Così, a 57 anni, di cui 35 passati a raccontare da giornalista gli intrighi di palazzo, si ritroverà sul lastrico, senza nemmeno un soldo da parte, e con un’altra inchiesta penale a carico, per aver declassato di ruolo una collega quando dirigeva il Tg1 (abuso d’ufficio è l’ipotesi di reato).

Augusto Minzolini (foto Olycom)

Augusto Minzolini (foto Olycom)

A chi gli domanda che cosa farà adesso, oltre a cercare di difendersi, lui risponde “francamente non lo so”. È “sotto a un treno, è allibito, incredulo”.  Aveva sperato che la Suprema corte gli desse ragione, come in fondo già era avvenuto nel primo grado di giudizio e davanti al giudice del lavoro, perché Minzolini tutto si sente fuorché un ladro: “Se una spesa aziendale non torna me la contesti, non che te la tieni lì 18 mesi in silenzio e poi fai scattare la denuncia”. E ancora: “Qualora avessi voluto rubare, non mi sarei comportato così”.
Ad esempio, spiega, non avrebbe avuto quell’incrollabile fiducia nella giustizia che gli suggeriva l’avvocato Franco Coppi, suo difensore. Così magari avrebbe contestato per tempo, non ieri mattina con un tweet, come del collegio di appello dove gli fu cancellata l’assoluzione facesse parte l’ex sottosegretario del governo Prodi nonché ex senatore dell’Ulivo, Giannicola Sinisi, tornato (la legge lo consente) nei ranghi della magistratura. Sentenza politica? “Non posso dire, ma so che politiche sono di sicuro le conseguenze della condanna, in quanto Forza Italia perderà un altro senatore”, e insomma la frana parlamentare del berlusconismo proseguirà inarrestabile.

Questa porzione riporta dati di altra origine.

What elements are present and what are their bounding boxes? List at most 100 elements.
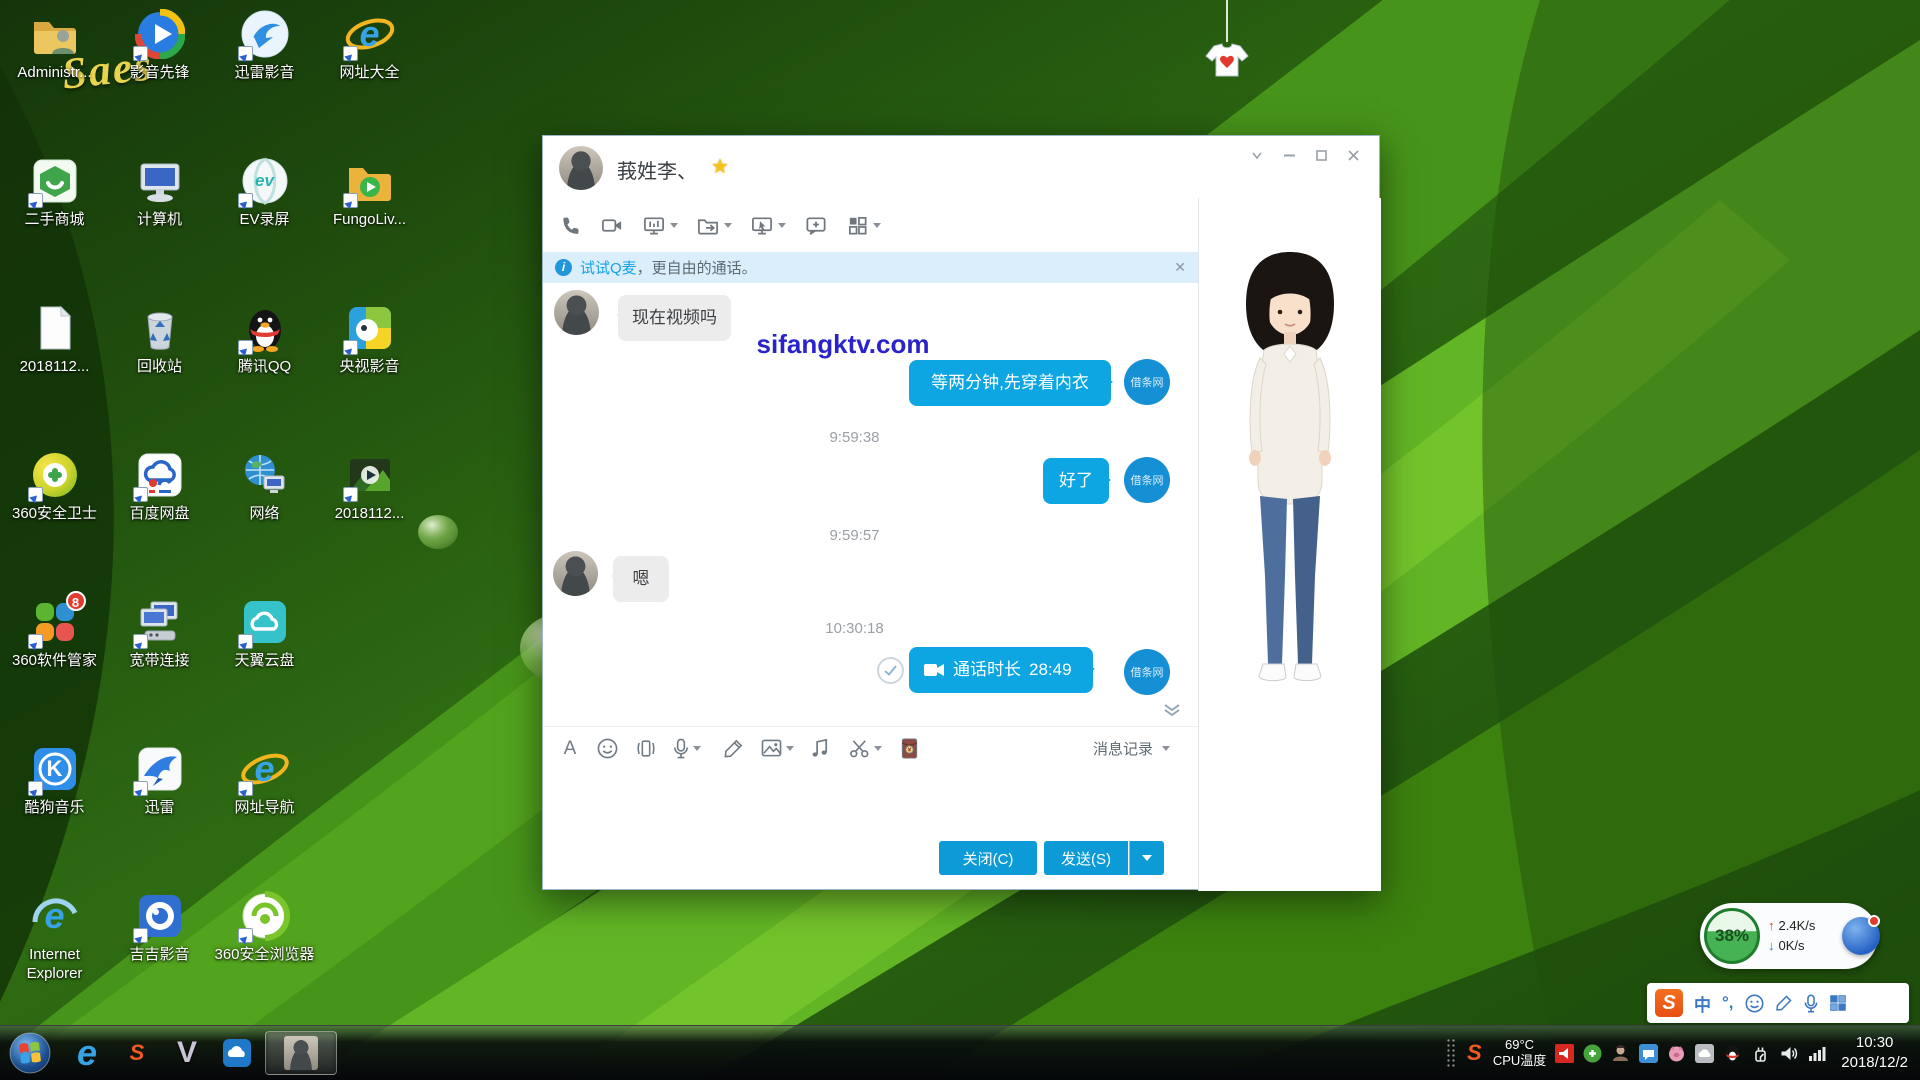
desktop-icon-document[interactable]: 2018112... bbox=[2, 298, 107, 445]
chinese-mode-toggle[interactable]: 中 bbox=[1694, 991, 1711, 1016]
remote-desktop-button[interactable] bbox=[750, 214, 786, 237]
sogou-logo-icon[interactable] bbox=[1655, 989, 1683, 1017]
screenshot-button[interactable] bbox=[849, 738, 885, 760]
call-record-bubble[interactable]: 通话时长 28:49 bbox=[909, 647, 1093, 693]
dropdown-arrow-icon[interactable] bbox=[693, 746, 701, 755]
desktop-icon-administrator[interactable]: Administr... bbox=[2, 4, 107, 151]
window-titlebar[interactable]: 莪姓李、 ★ bbox=[543, 136, 1379, 198]
360-speed-widget[interactable]: 38% ↑2.4K/s ↓0K/s bbox=[1700, 903, 1878, 969]
desktop-icon-recycle-bin[interactable]: 回收站 bbox=[107, 298, 212, 445]
message-list[interactable]: 现在视频吗 sifangktv.com 等两分钟,先穿着内衣 借条网 9:59:… bbox=[543, 283, 1198, 726]
desktop-icon-kugou[interactable]: 酷狗音乐 bbox=[2, 739, 107, 886]
tray-network-signal-icon[interactable] bbox=[1807, 1044, 1826, 1063]
desktop-icon-360-safe[interactable]: 360安全卫士 bbox=[2, 445, 107, 592]
voice-input-icon[interactable] bbox=[1804, 994, 1818, 1013]
emoji-picker-icon[interactable] bbox=[1745, 994, 1764, 1013]
self-avatar-badge[interactable]: 借条网 bbox=[1124, 649, 1170, 695]
maximize-button[interactable] bbox=[1305, 144, 1337, 166]
accelerate-ball[interactable] bbox=[1842, 917, 1880, 955]
font-button[interactable] bbox=[559, 738, 581, 760]
desktop-icon-wangzhi-daohang[interactable]: 网址导航 bbox=[212, 739, 317, 886]
desktop-icon-360-manager[interactable]: 8 360软件管家 bbox=[2, 592, 107, 739]
desktop-icon-ev-luping[interactable]: EV录屏 bbox=[212, 151, 317, 298]
doodle-button[interactable] bbox=[723, 738, 745, 760]
toolbox-grid-icon[interactable] bbox=[1829, 994, 1847, 1012]
desktop-icon-jiji-player[interactable]: 吉吉影音 bbox=[107, 886, 212, 1033]
tray-sogou-icon[interactable] bbox=[1465, 1044, 1484, 1063]
dropdown-arrow-icon[interactable] bbox=[786, 746, 794, 755]
screen-share-button[interactable] bbox=[642, 214, 678, 237]
taskbar-sogou-button[interactable] bbox=[115, 1031, 159, 1075]
dropdown-arrow-icon[interactable] bbox=[778, 223, 786, 232]
desktop-icon-tencent-qq[interactable]: 腾讯QQ bbox=[212, 298, 317, 445]
message-input-area[interactable] bbox=[543, 770, 1198, 836]
desktop-icon-computer[interactable]: 计算机 bbox=[107, 151, 212, 298]
tray-contact-icon[interactable] bbox=[1611, 1044, 1630, 1063]
peer-avatar[interactable] bbox=[559, 146, 603, 190]
send-file-button[interactable] bbox=[696, 214, 732, 237]
desktop-icon-video-file[interactable]: 2018112... bbox=[317, 445, 422, 592]
desktop-icon-fungolive[interactable]: FungoLiv... bbox=[317, 151, 422, 298]
desktop-icon-ershoushangcheng[interactable]: 二手商城 bbox=[2, 151, 107, 298]
taskbar-ie-button[interactable] bbox=[65, 1031, 109, 1075]
video-call-button[interactable] bbox=[600, 214, 624, 237]
apps-grid-button[interactable] bbox=[846, 214, 881, 237]
taskbar-clock[interactable]: 10:30 2018/12/2 bbox=[1841, 1033, 1908, 1074]
desktop-icon-broadband[interactable]: 宽带连接 bbox=[107, 592, 212, 739]
taskbar-qq-chat-button[interactable] bbox=[265, 1031, 337, 1075]
desktop-icon-xunlei-yingyin[interactable]: 迅雷影音 bbox=[212, 4, 317, 151]
dropdown-arrow-icon[interactable] bbox=[873, 223, 881, 232]
handwriting-icon[interactable] bbox=[1775, 994, 1793, 1012]
close-chat-button[interactable]: 关闭(C) bbox=[939, 841, 1037, 875]
desktop-icon-yingyinxianfeng[interactable]: 影音先锋 bbox=[107, 4, 212, 151]
taskbar-vagaa-button[interactable] bbox=[165, 1031, 209, 1075]
peer-message-avatar[interactable] bbox=[553, 551, 598, 596]
self-avatar-badge[interactable]: 借条网 bbox=[1124, 359, 1170, 405]
tray-qq-icon[interactable] bbox=[1723, 1044, 1742, 1063]
red-packet-button[interactable] bbox=[901, 738, 923, 760]
dropdown-arrow-icon[interactable] bbox=[670, 223, 678, 232]
desktop-icon-network[interactable]: 网络 bbox=[212, 445, 317, 592]
memory-percent-ball[interactable]: 38% bbox=[1704, 908, 1760, 964]
qmic-link[interactable]: 试试Q麦 bbox=[580, 257, 637, 278]
music-share-button[interactable] bbox=[811, 738, 833, 760]
qq-show-girl-avatar[interactable] bbox=[1230, 246, 1350, 716]
self-avatar-badge[interactable]: 借条网 bbox=[1124, 457, 1170, 503]
desktop-icon-tianyi-cloud[interactable]: 天翼云盘 bbox=[212, 592, 317, 739]
desktop-icon-internet-explorer[interactable]: Internet Explorer bbox=[2, 886, 107, 1033]
desktop-icon-xunlei[interactable]: 迅雷 bbox=[107, 739, 212, 886]
voice-call-button[interactable] bbox=[559, 214, 582, 237]
desktop-icon-baidu-pan[interactable]: 百度网盘 bbox=[107, 445, 212, 592]
cpu-temperature[interactable]: 69°C CPU温度 bbox=[1493, 1037, 1546, 1070]
notice-close-icon[interactable]: ✕ bbox=[1174, 259, 1186, 276]
start-button[interactable] bbox=[6, 1029, 54, 1077]
send-image-button[interactable] bbox=[761, 738, 795, 760]
desktop-icon-cbox[interactable]: 央视影音 bbox=[317, 298, 422, 445]
window-menu-button[interactable] bbox=[1241, 144, 1273, 166]
tray-pig-icon[interactable] bbox=[1667, 1044, 1686, 1063]
show-hidden-icons-button[interactable] bbox=[1446, 1038, 1456, 1068]
send-options-dropdown[interactable] bbox=[1129, 841, 1164, 875]
emoji-button[interactable] bbox=[597, 738, 619, 760]
message-history-button[interactable]: 消息记录 bbox=[1093, 738, 1170, 759]
dropdown-arrow-icon[interactable] bbox=[724, 223, 732, 232]
scroll-to-bottom-icon[interactable] bbox=[1163, 703, 1181, 722]
minimize-button[interactable] bbox=[1273, 144, 1305, 166]
punctuation-toggle[interactable]: °, bbox=[1722, 993, 1734, 1013]
sogou-input-bar[interactable]: 中 °, bbox=[1647, 983, 1909, 1023]
tray-cloud-icon[interactable] bbox=[1695, 1044, 1714, 1063]
tray-power-icon[interactable] bbox=[1751, 1044, 1770, 1063]
create-group-button[interactable] bbox=[804, 214, 828, 237]
dropdown-arrow-icon[interactable] bbox=[874, 746, 882, 755]
peer-message-avatar[interactable] bbox=[554, 290, 599, 335]
window-shake-button[interactable] bbox=[635, 738, 657, 760]
tray-kugou-icon[interactable] bbox=[1555, 1044, 1574, 1063]
close-button[interactable] bbox=[1337, 144, 1369, 166]
desktop-icon-wangzhidaquan[interactable]: 网址大全 bbox=[317, 4, 422, 151]
tray-volume-icon[interactable] bbox=[1779, 1044, 1798, 1063]
tray-360-icon[interactable] bbox=[1583, 1044, 1602, 1063]
taskbar-cloud-button[interactable] bbox=[215, 1031, 259, 1075]
desktop-icon-360-browser[interactable]: 360安全浏览器 bbox=[212, 886, 317, 1033]
tray-messenger-icon[interactable] bbox=[1639, 1044, 1658, 1063]
voice-message-button[interactable] bbox=[673, 738, 707, 760]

A proposito: il Cavaliere, almeno lui, si è fatto vivo con una telefonata? “Sì, e poco fa ci siamo pure visti”, confessa Minzolini. Grande dispiacere, tanto affetto da parte di Berlusconi, il quale per dirla tutta non ha mai portato fortuna a chi si batte dalla sua parte. “Ma non è colpa sua”, lo difende incrollabile Augusto che lavorava alla ‘Stampa’ ed era il re del transatlantico, però poi ebbe la vanità di gridare la sua con il megafono dell’ammiraglia Rai, messo lì da Silvio, con quegli editoriali che ogni volta scatenavano un putiferio, e successivamente da senatore forzista irrequieto, molto indipendente anche dal capo.

Acqua passata, ormai. La politica è dietro le spalle, “adesso devo preoccuparmi di come tirare avanti”, confida, lui che ha sempre vissuto l’esistenza zingara, sregolata e un po’ sopra le righe dell’inviato. “Sono troppo giovane per andare in pensione. Mi cercherò da lavorare. L’unico mestiere che conosco è quello del cronista, spero di ricominciare di lì. Ma dopo la condanna sarà dura, già me l’immagino”.